Bernie Sanders Unleashes New Bill to Tackle 'Outrageous' CEO Pay
By April Fowell
- Democrats propose CEO pay tax targeting businesses with salaries over 50 times the average worker's pay.
- Tax plan aims to address income inequality, generate $150 billion in revenue over a decade.
- Legislative challenges include Senate approval (60 votes needed) and potential hurdles in the Republican-controlled House
Democrats are proposing to increase taxes on businesses whose CEO salaries are at least 50 times higher than those of the average worker. They claim that this legislation is necessary to curb corporate greed.
The union-backed plan would also need Treasury Department rules to stop businesses from dodging the tax by using contractors rather than workers, the senators said in a statement on Monday. The idea may have an impact on some of the biggest corporations and employers in the country.
They said that companies could avoid the tax increase by increasing worker pay and lowering CEO salaries. The bill could bring in $150 billion in revenue to the United States over a ten-year period.
Potential Impact on Corporate Giants
According to the organization, Walmart, Google, Home Depot, JPMorgan Chase, Nike, and McDonald's may all have to pay millions or maybe billions more in taxes.
"Americans across the political spectrum are outraged by the extreme gaps between CEO and worker pay," the organization stated. Sanders is an independent who often supports Democrats in caucuses.
In order to pass the Senate, which Democrats barely control 51-49, the plan would require 60 votes. The Republican-controlled House of Representatives, which must also approve the bill before sending it to Democratic U.S. President Joe Biden for signature into law, is another possible obstacle that needs to be overcome.
The approaching November U.S. elections may also make any attempt to enact such a package more difficult, given the significant impact the economy would have on Biden's reelection campaign.
American delegates, Chamber of Commerce, the largest U.S. business lobby, did not immediately react to a request for comment on the Tax Excessive CEO Pay Act, which was presented last week.
According to the proposed law, the bill would boost the tax rate on businesses whose CEO-to-worker wage ratio was above 50 to 1. The rise would begin with a 0.5 percentage-point increase when the top executive makes 50 to 100 times more than the typical worker in the company.
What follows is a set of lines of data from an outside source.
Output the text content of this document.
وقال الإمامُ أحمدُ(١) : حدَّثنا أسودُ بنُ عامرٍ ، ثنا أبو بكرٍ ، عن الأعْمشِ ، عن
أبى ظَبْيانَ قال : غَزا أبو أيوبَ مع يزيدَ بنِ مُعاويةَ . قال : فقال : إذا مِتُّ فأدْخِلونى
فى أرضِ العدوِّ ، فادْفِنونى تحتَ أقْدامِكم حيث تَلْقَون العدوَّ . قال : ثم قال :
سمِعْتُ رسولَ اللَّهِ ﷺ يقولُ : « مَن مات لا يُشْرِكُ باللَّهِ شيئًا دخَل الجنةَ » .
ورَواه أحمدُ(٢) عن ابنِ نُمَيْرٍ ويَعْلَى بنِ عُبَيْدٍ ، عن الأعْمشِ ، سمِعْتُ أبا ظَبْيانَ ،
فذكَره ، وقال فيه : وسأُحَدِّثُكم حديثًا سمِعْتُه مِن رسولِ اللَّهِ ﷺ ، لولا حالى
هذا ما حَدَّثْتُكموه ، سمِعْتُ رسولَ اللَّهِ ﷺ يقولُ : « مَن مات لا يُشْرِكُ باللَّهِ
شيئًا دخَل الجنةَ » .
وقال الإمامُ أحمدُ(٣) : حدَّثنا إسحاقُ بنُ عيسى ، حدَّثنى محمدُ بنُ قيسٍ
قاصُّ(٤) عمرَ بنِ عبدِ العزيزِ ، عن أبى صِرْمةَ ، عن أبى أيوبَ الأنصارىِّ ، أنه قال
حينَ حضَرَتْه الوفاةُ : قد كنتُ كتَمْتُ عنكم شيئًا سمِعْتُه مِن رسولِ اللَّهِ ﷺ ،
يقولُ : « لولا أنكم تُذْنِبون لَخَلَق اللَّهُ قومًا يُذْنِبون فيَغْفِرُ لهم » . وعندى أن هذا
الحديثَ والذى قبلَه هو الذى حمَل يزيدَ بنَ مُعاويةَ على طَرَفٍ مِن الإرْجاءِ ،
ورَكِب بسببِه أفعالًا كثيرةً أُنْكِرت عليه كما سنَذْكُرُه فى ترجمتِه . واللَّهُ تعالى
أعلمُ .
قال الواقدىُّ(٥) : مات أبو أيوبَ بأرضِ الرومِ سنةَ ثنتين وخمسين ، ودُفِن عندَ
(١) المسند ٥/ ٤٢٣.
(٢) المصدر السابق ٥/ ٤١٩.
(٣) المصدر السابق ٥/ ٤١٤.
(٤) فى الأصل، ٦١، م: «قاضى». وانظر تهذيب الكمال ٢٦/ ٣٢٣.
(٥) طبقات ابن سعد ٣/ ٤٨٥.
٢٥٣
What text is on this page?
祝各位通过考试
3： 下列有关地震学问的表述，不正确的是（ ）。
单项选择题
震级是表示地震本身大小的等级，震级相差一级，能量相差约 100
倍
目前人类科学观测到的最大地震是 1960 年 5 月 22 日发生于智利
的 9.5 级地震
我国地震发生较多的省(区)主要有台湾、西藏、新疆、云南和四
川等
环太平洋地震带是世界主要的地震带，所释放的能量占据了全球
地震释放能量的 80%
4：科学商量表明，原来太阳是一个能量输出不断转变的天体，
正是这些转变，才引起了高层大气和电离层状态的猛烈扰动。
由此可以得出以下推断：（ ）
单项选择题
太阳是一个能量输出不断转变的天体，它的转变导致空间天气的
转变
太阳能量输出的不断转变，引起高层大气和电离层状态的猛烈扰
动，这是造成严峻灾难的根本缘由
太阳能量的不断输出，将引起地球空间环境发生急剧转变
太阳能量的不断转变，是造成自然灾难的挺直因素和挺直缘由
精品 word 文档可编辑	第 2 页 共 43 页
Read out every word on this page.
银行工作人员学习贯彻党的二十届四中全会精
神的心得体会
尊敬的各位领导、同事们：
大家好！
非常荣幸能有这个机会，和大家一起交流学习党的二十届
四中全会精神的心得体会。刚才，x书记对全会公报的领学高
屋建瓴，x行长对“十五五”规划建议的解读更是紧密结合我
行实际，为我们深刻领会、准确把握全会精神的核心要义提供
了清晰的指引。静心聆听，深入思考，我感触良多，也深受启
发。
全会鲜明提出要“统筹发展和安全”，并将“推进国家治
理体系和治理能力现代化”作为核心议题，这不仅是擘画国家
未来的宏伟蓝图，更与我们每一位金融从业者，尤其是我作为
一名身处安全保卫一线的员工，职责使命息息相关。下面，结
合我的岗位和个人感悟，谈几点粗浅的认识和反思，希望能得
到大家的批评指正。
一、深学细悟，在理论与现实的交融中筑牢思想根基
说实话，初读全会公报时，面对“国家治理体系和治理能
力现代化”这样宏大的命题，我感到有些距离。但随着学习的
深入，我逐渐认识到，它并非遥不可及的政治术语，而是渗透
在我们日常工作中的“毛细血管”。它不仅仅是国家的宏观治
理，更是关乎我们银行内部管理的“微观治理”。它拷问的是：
A maximum tax penalty of five percentage points would be imposed on companies that pay their top executives more than 500 times the average salary of an employee.
The senators stated that the ratio would be based on the highest-paid employee if the CEO did not get the biggest salary in the company. They also said that statistics on CEO-to-worker remuneration will be released for privately owned corporations.